Maine police officer was justified in killing Massachusetts man after high-speed chase

A Fryeburg police officer was justified when he killed a Massachusetts man after a high-speed chase in January.

That’s the conclusion of investigators from the Maine attorney general’s office, which on Friday released its report into Officer Micheal St. Laurent’s fatal shooting of 52-year-old Kenneth Ellis.

Ellis was fleeing from police in Conway, New Hampshire, in a black Ford F-150 pickup truck on Jan. 30. St. Laurent learned that New Hampshire police were abandoning the pursuit as Ellis headed toward Maine, and St. Laurent and Oxford County sheriff’s Deputy Justin Groetzinger headed toward the state border to intercept him, according to the report.

Groetzinger spotted Ellis’ pickup truck and notified St. Laurent that Ellis was heading toward the Fryeburg police officer.

As St. Laurent began pursuing him, Ellis was speeding and weaving in and out of the oncoming lane in heavy traffic, the investigators wrote.

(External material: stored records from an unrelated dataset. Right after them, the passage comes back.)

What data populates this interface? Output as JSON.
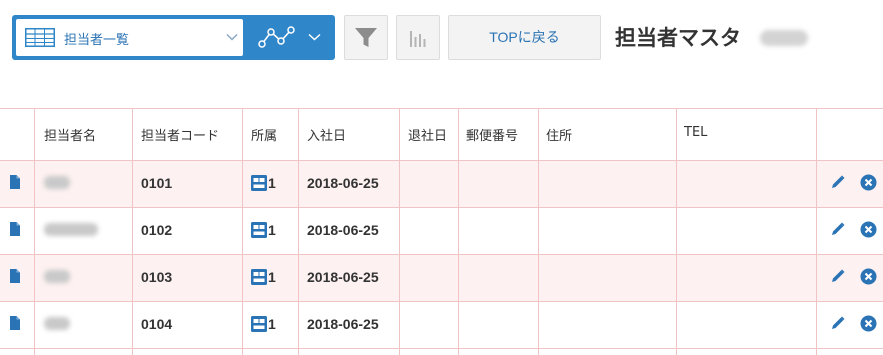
{
  "toolbar": {
    "view_selector_label": "担当者一覧",
    "top_button_label": "TOPに戻る",
    "page_title": "担当者マスタ"
  },
  "colors": {
    "accent_blue": "#2f86c9",
    "row_pink": "#fdf1f1",
    "grid_line": "#f0c4c4"
  },
  "icons": {
    "view": "table-icon",
    "graph": "line-graph-icon",
    "filter": "funnel-icon",
    "chart": "bar-chart-icon",
    "record": "document-icon",
    "department": "dept-card-icon",
    "edit": "pencil-icon",
    "delete": "close-circle-icon"
  },
  "table": {
    "columns": [
      "担当者名",
      "担当者コード",
      "所属",
      "入社日",
      "退社日",
      "郵便番号",
      "住所",
      "TEL"
    ],
    "rows": [
      {
        "code": "0101",
        "department_count": "1",
        "hire_date": "2018-06-25"
      },
      {
        "code": "0102",
        "department_count": "1",
        "hire_date": "2018-06-25"
      },
      {
        "code": "0103",
        "department_count": "1",
        "hire_date": "2018-06-25"
      },
      {
        "code": "0104",
        "department_count": "1",
        "hire_date": "2018-06-25"
      }
    ]
  }
}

St. Laurent was about to abandon his pursuit as well when Ellis crashed into multiple vehicles and came to a stop in front of the Norway Savings Bank on Main Street in Fryeburg. Ellis hit a 2006 Chevrolet Colorado and a Ford Focus making left-hand turns into the parking lot of Nouria, a convenience store, before rear-ending a Subaru Outback and coming to a stop in a snowbank.